Azlocillin - v. effective against pseudomonas aeruginosa, but not as good as other ureidopenicillins against other gram-neagative organism, withdrawn from many countries.
Piperacillin - slightly higher effectiveness against pseudomonas aeruginosa, and works against other gram negative organism. It can be combined with the beta-lactamase inhibitor tazobactam to form Tazocin.

34
Q

How do cephalosporins (and cephamycins) work?

A

Like the beta-lactams, the attack the cell wall of the bacteria, and are time dependents bacterocidal agents. The addition of side chains conveys different pharmacokinetics and antibacterial activities, and also protects the Beta-lactam ring. This can improve activity agains gram-nageative organism, though often at the expense of gram-positive activity.
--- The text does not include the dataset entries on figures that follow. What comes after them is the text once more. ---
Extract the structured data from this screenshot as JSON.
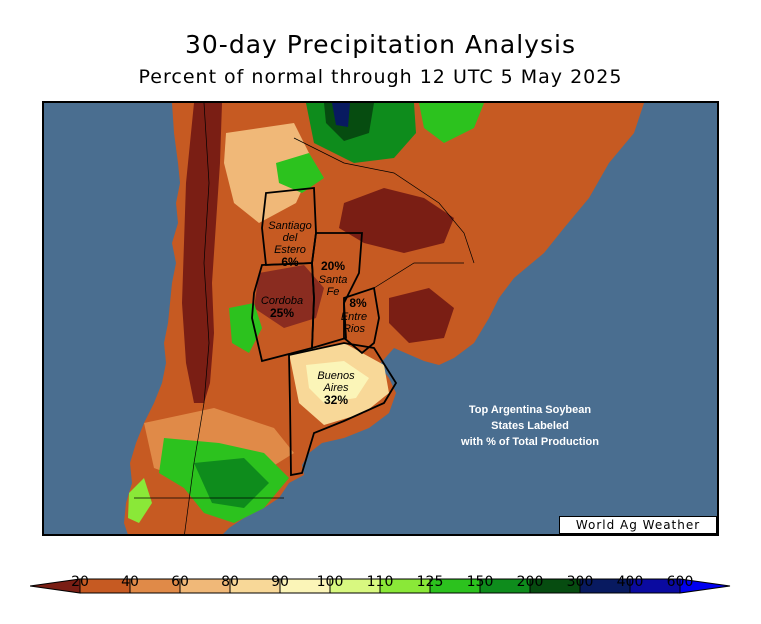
{
  "title": "30-day Precipitation Analysis",
  "subtitle": "Percent of normal through 12 UTC 5 May 2025",
  "states": [
    {
      "name_lines": [
        "Santiago",
        "del",
        "Estero"
      ],
      "percent": "6%"
    },
    {
      "name_lines": [
        "Santa",
        "Fe"
      ],
      "percent": "20%"
    },
    {
      "name_lines": [
        "Cordoba"
      ],
      "percent": "25%"
    },
    {
      "name_lines": [
        "Entre",
        "Rios"
      ],
      "percent": "8%"
    },
    {
      "name_lines": [
        "Buenos",
        "Aires"
      ],
      "percent": "32%"
    }
  ],
  "note_lines": [
    "Top Argentina Soybean",
    "States Labeled",
    "with % of Total Production"
  ],
  "credit": "World Ag Weather",
  "legend": {
    "ticks": [
      "20",
      "40",
      "60",
      "80",
      "90",
      "100",
      "110",
      "125",
      "150",
      "200",
      "300",
      "400",
      "600"
    ],
    "colors": [
      "#7a1e14",
      "#c65a22",
      "#e08a48",
      "#f0b878",
      "#f8d898",
      "#fbf5b8",
      "#d8f880",
      "#8ae838",
      "#2cc21e",
      "#0e8c1c",
      "#064c10",
      "#081a60",
      "#0a0aa0",
      "#0000f0"
    ]
  },
  "colors": {
    "ocean": "#4a6e90",
    "deep_dry": "#7a1e14",
    "dry": "#c65a22"
  }
}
Resistance is increasing.

35
Q

Do cephalosporins work against MRSA?

A

No, MRSA should be considered resistant to all cephalosporins.

36
Q

How are cephalosporins excreted?

A

From the kidney, mostly intact. Many are actively secreted by the renal tubule, which can be blocked by the capitative inhibitor probenecid.

37
Q

What are the adverse effects of cephalosporins?

A

Mostly well tolerated. Most unwanted effects are allergic reactions of the penicillin type.
If continued for more than 2 weeks - thrombocytopenia, neutropenia, haemolytic anaemia, interstitial nephritis and abnormal liver function tests. These REVERSE on stopping the drug.